Bugün gelişmiş demokrasilerde bile bu rüzgârlar esiyor.

Ömer Çelik’in cevabındaki şu örnek mükemmeldir:
“Sokrates gibi bir insanı oylama ile öldürdüler! Hukuk olmaz ise olmaz.”

İşte bütün mesele bu.

Sokrates’leri, Hallac’ları, Molla Lütfi’leri, jakobenlerin giyotine gönderdiği kimya bilgini Lavoisier’leri “öldüren” iradenin oylama mı, ferman mı, devrimci diktatörlük mü olduğu ne fark eder?!


HANGİ DEMOKRASİ?
Akademik literatürde bu sorunu, benim bildiğim, ilk sistemleştiren liberal düşünür Jacob Leib Talmon’dur. 1952’de çıkan “The Origins of Totalitarian Democracy” adlı eserinde jakoben, faşist ve Bolşevik sistemlerinin “demokratik” olma iddialarını tahlil etti. Jakobenler “milli irade”yi, Bolşevikler “emekçi çoğunluğu”nu temsil ettikleri için demokratik olduklarını söylüyorlardı.

Lenin’in tanımı “demokratik diktatörlük” değil miydi?!

Karl Schmidtt “Nazilerin halk iradesini temsil ettiği”ni yazmamış mıydı?!

Talmon “çoğunluk” onaylasa bile “kuvvetler birliği”ne dayalı yani erkleri bir makamda toplayan sistemlerin otoriter, dahası totaliter olduğunu gösterdi.
Bütün bunlar Rousseau’nun “halk iradesi bölünmez; kralın iradesi sınırlandırılır, halkın iradesi sınırlandırılmaz” teorisinin lanetli sonuçlarıydı.
Totaliter rejimler çağımızda Kuzey Kore gibi birkaç yerde kaldı.

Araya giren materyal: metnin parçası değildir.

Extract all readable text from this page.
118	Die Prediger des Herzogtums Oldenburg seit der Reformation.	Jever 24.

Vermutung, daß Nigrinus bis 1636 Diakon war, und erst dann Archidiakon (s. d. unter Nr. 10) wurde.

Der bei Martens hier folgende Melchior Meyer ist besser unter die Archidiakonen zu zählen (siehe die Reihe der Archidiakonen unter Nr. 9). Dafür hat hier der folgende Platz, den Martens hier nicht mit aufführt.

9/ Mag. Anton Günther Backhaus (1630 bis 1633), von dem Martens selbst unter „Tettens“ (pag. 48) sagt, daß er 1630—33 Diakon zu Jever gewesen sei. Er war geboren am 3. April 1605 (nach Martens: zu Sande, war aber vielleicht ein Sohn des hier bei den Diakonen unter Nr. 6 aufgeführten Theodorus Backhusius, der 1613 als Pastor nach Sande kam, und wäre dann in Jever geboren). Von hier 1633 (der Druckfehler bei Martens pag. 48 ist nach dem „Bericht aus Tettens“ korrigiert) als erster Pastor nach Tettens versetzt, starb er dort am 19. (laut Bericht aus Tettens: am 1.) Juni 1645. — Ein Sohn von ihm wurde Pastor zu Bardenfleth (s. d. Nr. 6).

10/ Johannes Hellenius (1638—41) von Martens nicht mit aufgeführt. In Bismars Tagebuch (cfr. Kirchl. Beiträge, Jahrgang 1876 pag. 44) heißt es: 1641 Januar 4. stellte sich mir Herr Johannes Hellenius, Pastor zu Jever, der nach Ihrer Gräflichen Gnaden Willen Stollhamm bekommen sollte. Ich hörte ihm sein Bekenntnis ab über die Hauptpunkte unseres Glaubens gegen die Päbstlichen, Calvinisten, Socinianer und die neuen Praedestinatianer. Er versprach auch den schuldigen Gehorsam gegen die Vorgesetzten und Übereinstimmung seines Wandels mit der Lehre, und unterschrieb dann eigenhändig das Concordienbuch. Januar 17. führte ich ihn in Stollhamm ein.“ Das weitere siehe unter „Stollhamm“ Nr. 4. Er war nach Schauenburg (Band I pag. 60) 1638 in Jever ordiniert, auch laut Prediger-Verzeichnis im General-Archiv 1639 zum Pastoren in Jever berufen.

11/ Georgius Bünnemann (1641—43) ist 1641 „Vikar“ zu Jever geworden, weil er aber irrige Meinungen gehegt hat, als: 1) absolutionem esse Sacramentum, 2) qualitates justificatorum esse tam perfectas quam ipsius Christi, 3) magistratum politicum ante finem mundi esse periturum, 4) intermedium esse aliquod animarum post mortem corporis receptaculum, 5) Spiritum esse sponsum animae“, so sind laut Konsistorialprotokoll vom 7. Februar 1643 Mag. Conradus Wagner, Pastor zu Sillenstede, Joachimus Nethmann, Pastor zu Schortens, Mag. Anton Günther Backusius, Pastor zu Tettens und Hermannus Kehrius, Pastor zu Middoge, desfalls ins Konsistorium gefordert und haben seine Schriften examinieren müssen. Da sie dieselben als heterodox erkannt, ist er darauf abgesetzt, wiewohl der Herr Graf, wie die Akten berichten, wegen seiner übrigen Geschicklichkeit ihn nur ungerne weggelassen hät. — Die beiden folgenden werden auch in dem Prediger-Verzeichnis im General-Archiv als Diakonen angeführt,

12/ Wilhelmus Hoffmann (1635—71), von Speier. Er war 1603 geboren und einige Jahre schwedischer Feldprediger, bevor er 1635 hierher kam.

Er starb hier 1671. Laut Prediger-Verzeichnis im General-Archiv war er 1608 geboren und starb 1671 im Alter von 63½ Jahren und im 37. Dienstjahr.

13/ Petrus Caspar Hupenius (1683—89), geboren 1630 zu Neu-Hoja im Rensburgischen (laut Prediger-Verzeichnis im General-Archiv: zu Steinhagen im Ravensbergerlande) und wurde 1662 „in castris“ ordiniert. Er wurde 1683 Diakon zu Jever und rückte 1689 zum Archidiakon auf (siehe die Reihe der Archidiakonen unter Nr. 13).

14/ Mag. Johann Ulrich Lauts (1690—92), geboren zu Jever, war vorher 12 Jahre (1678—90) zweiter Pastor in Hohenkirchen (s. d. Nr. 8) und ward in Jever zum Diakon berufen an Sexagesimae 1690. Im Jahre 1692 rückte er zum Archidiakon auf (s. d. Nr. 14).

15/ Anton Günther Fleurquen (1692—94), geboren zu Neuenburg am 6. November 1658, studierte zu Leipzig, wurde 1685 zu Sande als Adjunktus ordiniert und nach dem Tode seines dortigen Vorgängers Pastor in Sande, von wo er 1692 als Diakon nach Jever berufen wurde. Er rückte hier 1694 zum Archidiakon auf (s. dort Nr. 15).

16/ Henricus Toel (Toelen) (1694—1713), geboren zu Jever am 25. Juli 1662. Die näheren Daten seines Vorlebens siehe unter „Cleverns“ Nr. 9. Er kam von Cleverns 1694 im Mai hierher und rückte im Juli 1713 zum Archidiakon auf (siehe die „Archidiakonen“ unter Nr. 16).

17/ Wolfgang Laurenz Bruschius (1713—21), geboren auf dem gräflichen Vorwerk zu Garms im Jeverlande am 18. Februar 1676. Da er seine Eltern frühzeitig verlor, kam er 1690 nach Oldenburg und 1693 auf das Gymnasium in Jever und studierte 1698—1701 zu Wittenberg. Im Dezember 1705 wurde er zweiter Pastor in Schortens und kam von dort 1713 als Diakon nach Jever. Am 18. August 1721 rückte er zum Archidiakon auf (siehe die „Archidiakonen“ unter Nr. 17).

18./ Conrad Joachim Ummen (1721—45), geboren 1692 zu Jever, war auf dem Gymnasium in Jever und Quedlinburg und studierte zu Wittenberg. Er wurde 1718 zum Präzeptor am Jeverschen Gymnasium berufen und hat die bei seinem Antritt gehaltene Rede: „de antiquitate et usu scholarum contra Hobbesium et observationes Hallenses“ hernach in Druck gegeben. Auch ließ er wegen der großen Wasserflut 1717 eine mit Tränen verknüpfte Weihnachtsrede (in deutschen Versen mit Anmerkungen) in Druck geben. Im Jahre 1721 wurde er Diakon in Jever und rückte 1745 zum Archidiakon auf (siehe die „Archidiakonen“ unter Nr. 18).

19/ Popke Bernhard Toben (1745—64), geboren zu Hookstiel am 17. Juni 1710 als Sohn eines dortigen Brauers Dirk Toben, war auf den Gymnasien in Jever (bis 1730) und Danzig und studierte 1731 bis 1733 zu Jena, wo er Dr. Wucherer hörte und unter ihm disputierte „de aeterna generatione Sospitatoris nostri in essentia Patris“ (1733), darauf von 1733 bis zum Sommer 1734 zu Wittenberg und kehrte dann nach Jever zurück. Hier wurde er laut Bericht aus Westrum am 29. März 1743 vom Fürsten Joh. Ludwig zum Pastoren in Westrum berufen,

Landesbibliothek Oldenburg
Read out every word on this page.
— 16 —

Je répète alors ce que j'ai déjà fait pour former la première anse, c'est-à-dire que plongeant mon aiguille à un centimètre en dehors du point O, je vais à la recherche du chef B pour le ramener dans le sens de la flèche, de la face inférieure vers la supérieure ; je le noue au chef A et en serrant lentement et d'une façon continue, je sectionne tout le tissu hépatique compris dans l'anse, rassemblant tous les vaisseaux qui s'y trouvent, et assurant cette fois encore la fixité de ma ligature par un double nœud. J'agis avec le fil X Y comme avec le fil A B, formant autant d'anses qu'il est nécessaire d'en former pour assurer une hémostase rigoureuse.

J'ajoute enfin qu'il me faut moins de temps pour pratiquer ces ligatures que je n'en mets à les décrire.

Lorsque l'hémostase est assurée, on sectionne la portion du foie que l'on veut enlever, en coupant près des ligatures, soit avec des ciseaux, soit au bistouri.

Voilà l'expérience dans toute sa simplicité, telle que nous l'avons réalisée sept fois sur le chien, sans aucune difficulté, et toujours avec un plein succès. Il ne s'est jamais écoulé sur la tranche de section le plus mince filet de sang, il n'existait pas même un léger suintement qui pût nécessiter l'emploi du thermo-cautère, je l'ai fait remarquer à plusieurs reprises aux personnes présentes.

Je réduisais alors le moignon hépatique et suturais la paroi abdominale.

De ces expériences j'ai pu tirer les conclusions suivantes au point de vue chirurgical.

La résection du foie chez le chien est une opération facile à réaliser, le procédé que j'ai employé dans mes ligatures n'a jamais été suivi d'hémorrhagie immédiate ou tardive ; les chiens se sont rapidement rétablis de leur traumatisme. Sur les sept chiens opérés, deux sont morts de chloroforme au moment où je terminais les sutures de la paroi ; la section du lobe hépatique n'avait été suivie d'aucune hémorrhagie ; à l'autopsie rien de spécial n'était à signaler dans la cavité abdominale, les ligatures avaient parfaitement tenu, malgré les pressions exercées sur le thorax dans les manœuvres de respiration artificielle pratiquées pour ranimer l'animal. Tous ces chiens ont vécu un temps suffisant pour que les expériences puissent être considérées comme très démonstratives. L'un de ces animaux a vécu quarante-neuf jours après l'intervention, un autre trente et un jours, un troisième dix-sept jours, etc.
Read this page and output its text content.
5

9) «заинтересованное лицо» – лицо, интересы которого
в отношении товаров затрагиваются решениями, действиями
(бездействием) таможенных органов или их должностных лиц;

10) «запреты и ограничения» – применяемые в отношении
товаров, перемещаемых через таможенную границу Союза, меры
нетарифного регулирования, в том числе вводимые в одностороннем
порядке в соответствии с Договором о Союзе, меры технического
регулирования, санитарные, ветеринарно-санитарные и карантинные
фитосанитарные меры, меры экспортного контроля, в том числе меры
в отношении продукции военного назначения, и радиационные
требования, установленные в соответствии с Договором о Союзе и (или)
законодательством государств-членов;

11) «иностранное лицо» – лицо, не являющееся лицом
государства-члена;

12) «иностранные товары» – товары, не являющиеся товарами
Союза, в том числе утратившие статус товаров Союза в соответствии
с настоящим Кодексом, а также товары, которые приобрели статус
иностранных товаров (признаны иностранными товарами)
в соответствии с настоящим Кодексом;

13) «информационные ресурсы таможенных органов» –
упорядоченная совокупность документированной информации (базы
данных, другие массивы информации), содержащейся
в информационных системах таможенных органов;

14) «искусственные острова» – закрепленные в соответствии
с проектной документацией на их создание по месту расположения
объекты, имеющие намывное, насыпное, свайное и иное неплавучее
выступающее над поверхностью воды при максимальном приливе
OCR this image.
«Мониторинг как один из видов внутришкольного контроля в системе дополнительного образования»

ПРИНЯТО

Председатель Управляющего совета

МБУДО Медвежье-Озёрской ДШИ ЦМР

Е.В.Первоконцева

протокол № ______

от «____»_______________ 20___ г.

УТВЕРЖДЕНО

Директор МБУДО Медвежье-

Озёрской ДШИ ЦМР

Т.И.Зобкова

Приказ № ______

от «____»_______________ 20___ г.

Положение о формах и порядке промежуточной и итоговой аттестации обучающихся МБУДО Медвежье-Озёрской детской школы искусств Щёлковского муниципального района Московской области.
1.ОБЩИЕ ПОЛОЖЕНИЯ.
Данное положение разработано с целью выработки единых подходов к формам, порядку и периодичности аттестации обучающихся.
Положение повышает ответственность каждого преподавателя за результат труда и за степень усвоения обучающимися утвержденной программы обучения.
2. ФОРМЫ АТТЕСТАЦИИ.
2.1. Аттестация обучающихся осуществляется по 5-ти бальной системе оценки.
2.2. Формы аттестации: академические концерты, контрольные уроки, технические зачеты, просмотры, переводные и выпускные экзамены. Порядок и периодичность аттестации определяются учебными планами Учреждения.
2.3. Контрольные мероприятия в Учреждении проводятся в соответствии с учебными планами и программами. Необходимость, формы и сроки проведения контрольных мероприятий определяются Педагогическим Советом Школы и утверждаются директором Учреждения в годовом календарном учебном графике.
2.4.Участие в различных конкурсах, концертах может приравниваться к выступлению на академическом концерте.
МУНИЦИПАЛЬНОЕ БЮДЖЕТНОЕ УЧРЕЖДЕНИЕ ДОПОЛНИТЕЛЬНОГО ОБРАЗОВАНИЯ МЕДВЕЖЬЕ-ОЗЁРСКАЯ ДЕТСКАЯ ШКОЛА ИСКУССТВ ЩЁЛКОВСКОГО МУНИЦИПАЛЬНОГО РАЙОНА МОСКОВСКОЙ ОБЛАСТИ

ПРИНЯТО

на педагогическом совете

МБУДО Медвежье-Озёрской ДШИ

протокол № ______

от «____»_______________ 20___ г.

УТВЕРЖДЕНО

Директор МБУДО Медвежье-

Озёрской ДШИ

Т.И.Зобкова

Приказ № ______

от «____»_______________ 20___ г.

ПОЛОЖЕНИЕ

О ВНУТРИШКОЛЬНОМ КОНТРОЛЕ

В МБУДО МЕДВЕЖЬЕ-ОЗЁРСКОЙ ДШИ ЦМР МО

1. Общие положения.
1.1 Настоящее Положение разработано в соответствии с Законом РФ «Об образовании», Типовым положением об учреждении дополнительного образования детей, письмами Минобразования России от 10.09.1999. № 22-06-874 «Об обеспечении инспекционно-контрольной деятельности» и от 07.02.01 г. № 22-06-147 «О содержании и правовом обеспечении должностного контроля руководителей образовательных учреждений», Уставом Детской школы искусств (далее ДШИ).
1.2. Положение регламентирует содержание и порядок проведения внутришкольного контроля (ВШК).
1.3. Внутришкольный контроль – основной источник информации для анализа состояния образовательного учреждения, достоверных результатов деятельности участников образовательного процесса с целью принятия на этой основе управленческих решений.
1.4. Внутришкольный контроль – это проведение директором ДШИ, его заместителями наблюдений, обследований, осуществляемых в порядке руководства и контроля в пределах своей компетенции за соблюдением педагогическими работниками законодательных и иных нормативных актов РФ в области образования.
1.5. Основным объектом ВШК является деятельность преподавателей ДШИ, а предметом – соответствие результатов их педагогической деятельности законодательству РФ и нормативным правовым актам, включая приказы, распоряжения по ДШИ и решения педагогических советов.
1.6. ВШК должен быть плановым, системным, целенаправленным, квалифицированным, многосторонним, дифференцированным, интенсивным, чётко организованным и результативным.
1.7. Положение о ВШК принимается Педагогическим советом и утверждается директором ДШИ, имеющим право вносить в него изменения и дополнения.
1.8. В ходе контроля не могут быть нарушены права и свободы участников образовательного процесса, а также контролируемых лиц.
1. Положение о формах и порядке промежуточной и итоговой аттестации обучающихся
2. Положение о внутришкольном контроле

Bugün “illiberal demokrasi, delegatif demokrasi, popülizm” gibi kavramlarla ifade edilen eğilimler moda.

Eminim geçici moda... Popülizmin ıstıraplı tecrübeleri yaşanacak, ekmeği büyütmenin yolunun da hukukun üstünlüğüne dayalı liberal demokrasi olduğu görülecek.

Ömer Çelik’in zeki ve isabetli cevabının hayata geçmesini diliyorum tabii.